I don’t think I’ve mentioned the orange jasmine yet, probably because it gives me no trouble. I can’t speak highly enough of this plant. There’s a big one that came with the house, and I bought another. Mine’s in strong sun and the resident one is in half-shade. Both seem happy, though mine has lighter leaves. It produces clusters of white flowers with a delicious and potent almond fragrance; both plants bloom profusely and seem to do so every few weeks to couple of months. When not in bloom the foliage is dense and attractive. It’s a plant that always seems to look good.

orange jasmine

The red candelabra-ish plant below it is another reliable and very popular one here — it’s an ornamental ginger (Costus woodsonii I think).

This is the miniature orange tree I cut back to a stick and a leaf last year. It looks pretty pleased with itself!

orange tree

I’ve been playing musical chairs again to try and keep everyone happy, including myself. The solandra is growing huge but hardly flowering; it was growing rather achingly towards the light, so I’ve moved it to the sunnier side of the porch. I’ve moved the palm to the sunniest corner of the yard, where it does a very nice job of filling space with dense, draping leaves. I’ll be adding more palms. I’ve moved the brunfelsia to the shady corner where the palm was, as they’re supposed to like shade.

The roses have been living for a while in a shadier spot — they still get light, but are by no means blasted by the sun — and are doing very well. Despite the temptation to move them to a place with possibilities for climbing, they seem as happy as clams where they are, so they can stay there with supporting stakes.

I bought another strophanthus from the flowerpot men who were passing by. I really love this plant. It’s pretty, the flowers smell great and they last a while (the one that was out when I bought the first plant about a week ago has only wilted now). They do, however, look rather bleached and wan in strong sun, so I’ve put both in bright shade with some direct light, and again I’ll see what happens.

The gardenias are thus far alive and well.

The maple-leafed hibiscus was struggling so much after its scale bug attack that I cut it back hard and bought another. Same deal with the scales. They love it to bits. I have to check it every couple of days and blast them off with water. I think I might have overwatered the first one, too; its pot doesn’t have great drainage, so I ought to transplant it.


Blindfold guy

I’ve been making his blindfold, and it’s ok, but I’d like it to be better than ok. I really love this piece, so I want to be satisfied with it, even if it takes a while. I covered him in cling film underneath the blindfold, so removing it was easy.

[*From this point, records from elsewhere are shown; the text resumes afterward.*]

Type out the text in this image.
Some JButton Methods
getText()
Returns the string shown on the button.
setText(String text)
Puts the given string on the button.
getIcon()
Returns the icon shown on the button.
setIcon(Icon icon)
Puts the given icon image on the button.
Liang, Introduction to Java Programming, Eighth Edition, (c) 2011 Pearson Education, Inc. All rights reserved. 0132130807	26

He now has a fabric blindfold which I’ll try stiffening with shellac.

For another piece, I had a cunning plan that actually worked — there must have been some kind of anomalous abatement of Murphy’s Law. Photos next week, I hope.


The Plague Ducktor Cometh

While shepherds washed their socks by night
All seated round the tub
The Angel of the Lord came down
And gave them all a scrub

Cleanliness is next to godliness, and the Plague Ducktor brings tidings of great hygiene for the festive season. Her mask is filled with potpourri and balsam to keep out the miasmas of the Black Death and bathtime farts, while she distributes aromatic bath products, scented oils and lotions, incense, flowers, and, if you’re lucky, your favourite perfume. She likes to roost in banana trees.